Looks like a dump from an executable file.

Re:The meaning of trust

[SiliconEntity]

In this context, trusted computing means that your computer program can be trusted to operate according to its software code. That implies that the end user (or anyone else) cannot debug, alter or inspect the program while it is running. All he can do is exert the ultimate control: pull the plug, shut down the computer, stop the program. But if it is allowed to run, it can be trusted to run according to its code.

In practice this is achieved by having some secure hardware report a hash of the program's code as it is loaded into memory, and arranging that no other programs (or the user) can alter the program as it exists in that memory. Microsoft is augmenting the Intel memory management model to achieve this kind of protection.

It's not a matter of the program lying to you as the user. You can trust the program just as much as anyone else - to run according to its code. You no longer have the power to alter the program and to make it run differently. But you can still trust it to behave as it was coded to behave.

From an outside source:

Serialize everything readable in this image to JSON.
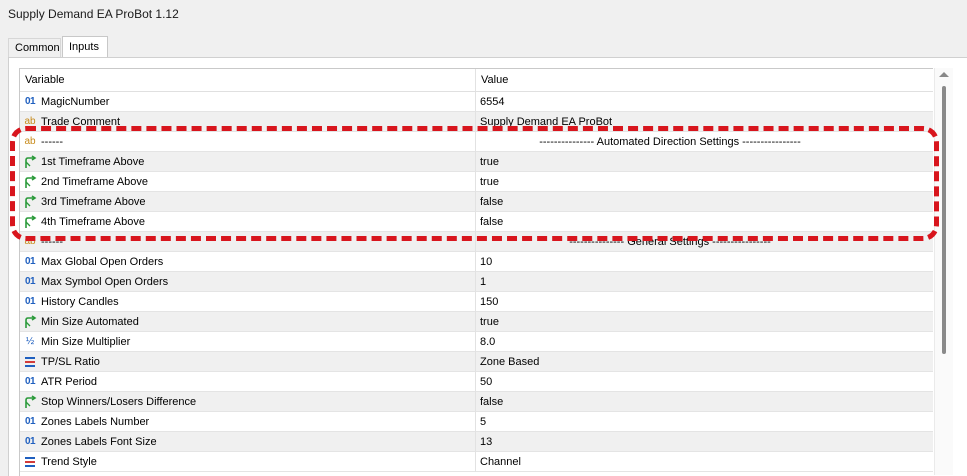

This means that trusted programs do have a certain immunity to viruses, in that if another program gets corrupted, it can't affect the trusted one. However trusted programs can still have bugs and so they will still be able to be subverted. All the "trusted" protection can achieve is to minimize the damage, so that one program which gets broken can't infect or alter others.

Sayonara, Internet!

[some old guy]

In case you've missed the forest for the trees, this isn't just about running DRM-protected apps/content on the little boxes on our desks and laps.

Now that Big Biz has swallowed web-based networking and software management, it only follows that in the future ISP's will be required to enforce DRM by not allowing noncompliant connections. Read: our way or no way, Skippy!

End result? Microslut, through the magic of DRM, finally has everyone by the short hairs.

When it reaches that point, what good will OSS do anyone, except maybe having a low-cost species of the same freedom-choking anaconda?

Funny, I can envision a world where completely unfettered exchange of ideas devolves back to the one medium that isn't software-dependent: print.

At least until Gates et al decide DRM 1984 isn't enough and implement Fahrenheit 4.51

Re:Video editing at 3GHz

[tkrotchko]

I'm thinking of video editing where you need to change the exposure. That takes serious processor power.

Just cutting and pasting video, you're right. But when you get more processor power, there are a lot more things you can do (special effects, blending, convert to and from various formats).

My point isn't really about video editing as such; the point is that we aren't "done" in the CPU department.

Re:non DRM computers?

[Jeremi]

It's not the computer that gets locked away, it's the data. It won't matter how many CDs you own if only Microsoft Certified Secure CD-ROM drives can play them. At that point, your choice will be either (a) not buy anything, or (b) pay whatever price (in terms of both cash and compliance) that Microsoft wants you to pay.

Yes, it's only a problem for non-DRM content. But the long term goal is to make DRM ubiquitous, at which point there won't be very much non-DRM content.